How do we fill in this table? Let’s proceed as follows:

1. Row totals: If the car is equally likely to be placed behind any of the three doors, then the car should be behind each door for 100 of the 300 games.
2. Bottom (not total) row: Remember that the contestant selected door #1, so when the car is actually behind door #3, the host has no choice but to reveal door #2 all 100 times.
3. Middle row: Just as with the bottom row, now the host has no choice but to reveal door #3 all 100 times.
4. Top row: When the car is actually behind the same door that the contestant selected, the host can reveal either of the other doors, so let’s assume that he reveals each 50% of the time, or 50 times in 100 games.

The completed table is therefore:

We can see from the table that for the 150 games where the host reveals door #2, the car is actually behind door #3 for 100 of those 150 games, which is 2/3 of the games.  In other words, if the contestant stays with door #1, they will win 50/150 times, but by switching to door #3, they win 100/150 times. Equivalently, for the 150 games where the host reveals door #3, the car is actually behind door #2 for 100 of those games, which is again 2/3 of the games.  Bottom line: Switching gives the contestant a 2/3 chance of winning the car, whereas staying only gives a 1/3 chance of winning the car.  The easiest way to understand this, I think, is that by switching, the contestant only loses if they picked the correct door to begin with, which happens one-third of the time.

This post is already quite long, but I can’t resist suggesting a follow-up question for students: Now suppose that the game show producers place the car behind door #1 50% of the time, door #2 40% of the time, and door #3 10% of the time.  What strategy should you use?  In other words, which door should you pick to begin, and then should you stay or switch?  What is your probability of winning the car with the optimal strategy in this case?  Explain.

Encourage students to remember the bottom line from above: By switching, you only lose if you were right to begin with.  So, the optimal strategy here is to select door #3, the least likely door, and then switch after the host reveals a door with a goat.  Then you only lose if you were right to begin with, so you only lose 10% of the time.  This optimal strategy gives you a 90% chance of winning the car.  Students who can think this through and describe the correct optimal strategy have truly understood the resolution of the famous Monty Hall Problem.

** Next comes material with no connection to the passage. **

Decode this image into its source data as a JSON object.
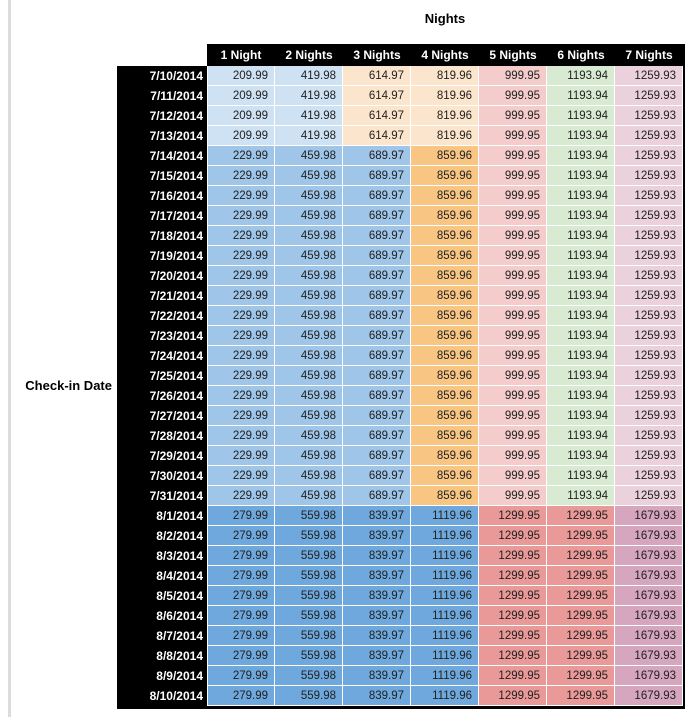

One final question for this post: Why is Bayes’ Theorem my favorite?  It provides the mechanism for updating uncertainty in light of partial information, which enables us to answer important questions, such as the reliability of medical diagnostic tests, and also fun recreational ones, such as the Monty Hall Problem.  More than that, Bayes’ Theorem provides the foundation for an entire school of thought about how to conduct statistical inference.  I’ll discuss that in a future post.

P.S. Tom Short and I wrote a JSE article (link) about this approach to teaching Bayes’ Theorem in 1995, but the idea is certainly not original with us.  Gerd Gigerenzer and his colleagues introduced the term “natural frequencies” for this approach; they have demonstrated its effectiveness for improving people’s Bayesian reasoning (link).  The Monty Hall Problem is discussed in many places, including by Jason Rosenhouse in his book (link) titled The Monty Hall Problem.  While I’m mentioning books, I will also point out Sharon Bertsch McGrayne’s wonderful book about Bayesian statistics (link), titled The Theory That Would Not Die.